Thought about your Information Technology department lately?
You know, those folks you call upon when your computer is rebelling and productivity has ground to a screeching halt? Without IT your core business processes could not function. But have you considered their role in your organization’s export compliance?
If you’re an exporter of military parts, products or technology, safe and secure data access has to be top priority to avoid doing business with undesirables or becoming the victim of a cyber-attack. A top notch IT team is essential to protecting your company’s interests. A few ways IT professionals can help solidify your company’s compliance to International Traffic in Arms Regulations (ITAR):
Explaining all that mumbo jumbo
IT professionals can help classify technical data that is generated either by your company or by third parties. Their clarification of jargon and understanding of end-uses helps those ultimately responsible – and who may not have a technical background – to make informed, compliant export decisions. Their expertise is also required to label technical data. IT plays a key role in creating processes to address development and procurement – identifying controlled data at all stages of the development process and identifying controlled data from all business partners.
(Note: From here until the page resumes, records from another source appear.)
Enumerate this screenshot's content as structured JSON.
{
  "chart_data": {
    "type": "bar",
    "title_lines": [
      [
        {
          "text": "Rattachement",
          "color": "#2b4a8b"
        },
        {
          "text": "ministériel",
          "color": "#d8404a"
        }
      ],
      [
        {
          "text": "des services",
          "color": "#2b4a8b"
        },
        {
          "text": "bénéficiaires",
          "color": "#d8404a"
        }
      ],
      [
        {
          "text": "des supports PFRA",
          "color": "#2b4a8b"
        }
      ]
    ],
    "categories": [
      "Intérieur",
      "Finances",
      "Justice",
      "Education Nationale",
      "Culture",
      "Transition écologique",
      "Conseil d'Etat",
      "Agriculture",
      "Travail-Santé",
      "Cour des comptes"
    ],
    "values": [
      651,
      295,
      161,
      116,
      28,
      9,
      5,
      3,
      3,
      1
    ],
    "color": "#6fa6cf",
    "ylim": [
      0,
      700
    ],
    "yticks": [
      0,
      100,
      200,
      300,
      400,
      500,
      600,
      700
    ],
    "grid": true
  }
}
Determining what’s not meant for all eyes
Companies require a clear IT policy regarding electronic export via email, File Transfer Protocol (FTP), collaboration sites, and shared development tools. Appropriate restrictions around all controlled documents (including protection of hard copies) need to be in place and understood by everyone. Data maintained on shared company systems and sent outside the country must be marked as export-controlled, and documents electronically tagged so that appropriate restrictions can be put in place. A thorough export compliance review should be completed prior to granting system access to suppliers, customers or other third parties, and even certain employees.
Deciding where things live
Your IT team can illuminate the importance of how controlled information comes into your company (i.e. from which third parties, where they’re located, through what portals and into what systems), and the specific systems/facilities in which controlled information is stored, used and handled. IT professionals should play a significant role in determining where your data – both internal and external – resides. They can influence decisions about where servers are located and who has access. They should also be responsible for auditing and maintaining access restrictions to be sure there are no gaps that could put security at risk.
Checking up on themselves
Regular IT self-audits provide prime opportunities to review key elements of your ITAR compliance: records of licenses and license exceptions, self-classifications and commodity jurisdiction determinations, logs for all transfers of technical data (e.g. site visits, phone conferences, etc.). It’s a good time to evaluate the official systems on which controlled data is stored (and ensure employees understand them), and the data access points for both third parties and employees. All self-audit results should be fully documented both for future reference and government audit-readiness.
The contributions of your IT department are vital to your daily business operations, but don’t forget they’re also vital to maintaining your company’s high export compliance standards.